Geschichten, die das Leben schreibt
"Gonnggg", hallt es durch die Hauptbibliothek der Uni Wien. Dutzende Studierende strömen durch den schmalen Eingang in den großen Lesesaal und suchen auf einer Karte an der Wand nach ihrem Buch. Es muss schnell gehen, die Zeit läuft – ab jetzt haben sie nur 25 Minuten zu lesen. Was sie lesen sollen, ist aber nicht irgendein Buch, keines der Tausenden aus der Bibliothek ringsum. Das Buch steht an diesem Mittwochnachmittag für eine spannende Persönlichkeit, die an einem der vielen Tische des Saals sitzt. Diese Person soll "gelesen" werden – und Geschichten aus ihrer Karriere erzählen.

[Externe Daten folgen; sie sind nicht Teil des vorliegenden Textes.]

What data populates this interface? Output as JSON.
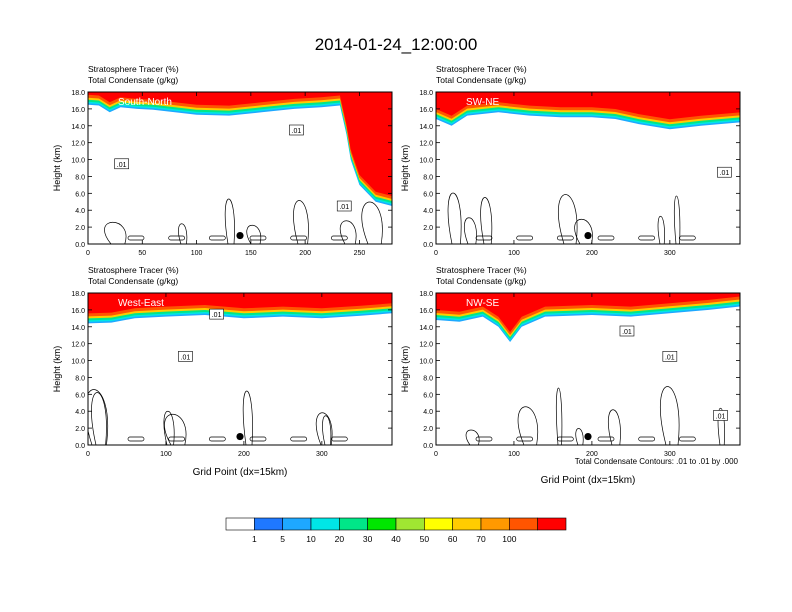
{
  "title": "2014-01-24_12:00:00",
  "panel_header": {
    "line1": "Stratosphere Tracer   (%)",
    "line2": "Total Condensate   (g/kg)"
  },
  "axes": {
    "ylabel": "Height (km)",
    "xlabel": "Grid Point (dx=15km)",
    "yticks": [
      "0.0",
      "2.0",
      "4.0",
      "6.0",
      "8.0",
      "10.0",
      "12.0",
      "14.0",
      "16.0",
      "18.0"
    ],
    "ylim": [
      0,
      18
    ]
  },
  "contour_note": "Total Condensate Contours: .01 to .01 by .000",
  "colorbar": {
    "colors": [
      "#ffffff",
      "#1f78ff",
      "#1ea8ff",
      "#00e6e6",
      "#00e688",
      "#00e600",
      "#a0e632",
      "#ffff00",
      "#ffcc00",
      "#ff9900",
      "#ff5500",
      "#ff0000"
    ],
    "labels": [
      "1",
      "5",
      "10",
      "20",
      "30",
      "40",
      "50",
      "60",
      "70",
      "100"
    ]
  },
  "colors": {
    "tropo": "#ffffff",
    "strat_top": "#ff0000",
    "strat_mid": "#ff5500",
    "transition": [
      "#ffcc00",
      "#00e688",
      "#00e6e6",
      "#1ea8ff"
    ]
  },
  "chart_data": [
    {
      "type": "heatmap",
      "label": "South-North",
      "xlim": [
        0,
        280
      ],
      "xticks": [
        0,
        50,
        100,
        150,
        200,
        250
      ],
      "tropopause_km": [
        [
          0,
          16.5
        ],
        [
          10,
          16.4
        ],
        [
          20,
          15.6
        ],
        [
          30,
          16.2
        ],
        [
          45,
          16.0
        ],
        [
          60,
          15.9
        ],
        [
          80,
          15.6
        ],
        [
          100,
          15.3
        ],
        [
          130,
          15.2
        ],
        [
          160,
          15.6
        ],
        [
          190,
          16.0
        ],
        [
          215,
          16.2
        ],
        [
          232,
          16.4
        ],
        [
          238,
          13.0
        ],
        [
          242,
          10.0
        ],
        [
          250,
          7.0
        ],
        [
          265,
          5.0
        ],
        [
          280,
          4.5
        ]
      ],
      "contour_labels": [
        {
          "text": ".01",
          "x": 31,
          "y": 9.5
        },
        {
          "text": ".01",
          "x": 192,
          "y": 13.5
        },
        {
          "text": ".01",
          "x": 236,
          "y": 4.5
        }
      ],
      "marker": {
        "x": 140,
        "y": 1.0
      }
    },
    {
      "type": "heatmap",
      "label": "SW-NE",
      "xlim": [
        0,
        390
      ],
      "xticks": [
        0,
        100,
        200,
        300
      ],
      "tropopause_km": [
        [
          0,
          14.8
        ],
        [
          20,
          14.0
        ],
        [
          40,
          15.2
        ],
        [
          80,
          15.6
        ],
        [
          120,
          15.2
        ],
        [
          160,
          15.0
        ],
        [
          200,
          15.0
        ],
        [
          230,
          14.8
        ],
        [
          260,
          14.2
        ],
        [
          300,
          13.6
        ],
        [
          340,
          14.0
        ],
        [
          390,
          14.4
        ]
      ],
      "contour_labels": [
        {
          "text": ".01",
          "x": 370,
          "y": 8.5
        }
      ],
      "marker": {
        "x": 195,
        "y": 1.0
      }
    },
    {
      "type": "heatmap",
      "label": "West-East",
      "xlim": [
        0,
        390
      ],
      "xticks": [
        0,
        100,
        200,
        300
      ],
      "tropopause_km": [
        [
          0,
          14.4
        ],
        [
          30,
          14.5
        ],
        [
          60,
          15.0
        ],
        [
          100,
          15.2
        ],
        [
          150,
          15.4
        ],
        [
          200,
          15.0
        ],
        [
          250,
          15.2
        ],
        [
          300,
          15.0
        ],
        [
          350,
          15.3
        ],
        [
          390,
          15.6
        ]
      ],
      "contour_labels": [
        {
          "text": ".01",
          "x": 165,
          "y": 15.5
        },
        {
          "text": ".01",
          "x": 125,
          "y": 10.5
        }
      ],
      "marker": {
        "x": 195,
        "y": 1.0
      }
    },
    {
      "type": "heatmap",
      "label": "NW-SE",
      "xlim": [
        0,
        390
      ],
      "xticks": [
        0,
        100,
        200,
        300
      ],
      "tropopause_km": [
        [
          0,
          14.8
        ],
        [
          30,
          14.6
        ],
        [
          60,
          15.2
        ],
        [
          80,
          14.0
        ],
        [
          95,
          12.2
        ],
        [
          110,
          14.0
        ],
        [
          140,
          15.2
        ],
        [
          200,
          15.4
        ],
        [
          250,
          15.2
        ],
        [
          300,
          15.6
        ],
        [
          350,
          16.0
        ],
        [
          390,
          16.4
        ]
      ],
      "contour_labels": [
        {
          "text": ".01",
          "x": 245,
          "y": 13.5
        },
        {
          "text": ".01",
          "x": 300,
          "y": 10.5
        },
        {
          "text": ".01",
          "x": 365,
          "y": 3.5
        }
      ],
      "marker": {
        "x": 195,
        "y": 1.0
      }
    }
  ]
}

Anlässlich des 650-Jahres-Jubiläums wurden im Rahmen des Living Book Days 65 erfolgreiche Menschen aus Wirtschaft, Politik und Gesellschaft eingeladen, um Studierenden eine Orientierung zu möglichen Karrierewegen nach dem Abschluss zu geben. Das Prinzip des Events, das nun zum vierten Mal seit 2010 stattfindet und vom Karriere-Portal der Uni Wien, Uniport, organisiert wurde: Die Living Books, selbst zum Großteil Alumni der Uni Wien, erhalten einen fixen Sitzplatz und werden in drei Stunden für mehrere 25-minütige persönliche Gespräche aufgesucht.
Die Suche nach dem Weg
Im Licht der grünen Bibliothekslampen wird’s schnell gemütlich und die Studis verlieren ihre anfängliche Ehrfurcht vor Gesprächspartnern wie Jugendforscher Bernhard Heinzlmaier, ORF-Moderatorin Birgit Fenderl oder Infineon-Chefin Sabine Herlitschka. Die Studierenden kommen schnell zum Punkt: "Wie viel haben Sie bei Ihrem Berufseinstieg eigentlich verdient?" Beide Seiten machen sich Notizen, haben auch Fragen mitgebracht – man bemüht sich, will schließlich ein eloquenter Gesprächspartner sein.
Obwohl 25 Minuten für ein Gespräch lang erscheinen, ist beim Gong, der die nächste Runde einläutet, noch lange nicht alles gesagt. Viele überziehen in die Pause. Den Studierenden liegt viel am Herzen. Die Gespräche drehen sich um den Berufseinstieg, die aktuellen, tristen Aussichten am Arbeitsmarkt und die Familienplanung. Vielen werden dabei die Augen geöffnet, scheinbar hören sie hier erstmals unverblümt die Wahrheit: "Dass Sie nach der Uni gleich eine Festanstellung bekommen, ist eine Illusion", informiert etwa Ingeborg Schuch, Übersetzerin an der Österreichischen Nationalbank, eine Studentin. Einige Tische weiter überlegt ein Student,sich selbstständig zu machen, wenn er keinen Job finden sollte. "Gründen ist keine gute Exit-Option", warnt ihn Beraterin Elisabeth Edhofer und erklärt sogleich einfühlsam, wie sie entschieden hat, was sie werden will.
Erstmals wurden heuer beim Living Book Day eBooks präsentiert: In diesen Gesprächen konnten Studierende via Skype-Videochat mit "Büchern" in Florida, Sao Paulo, Brüssel oder Barcelona erfahren, was es braucht, um später international erfolgreich zu sein.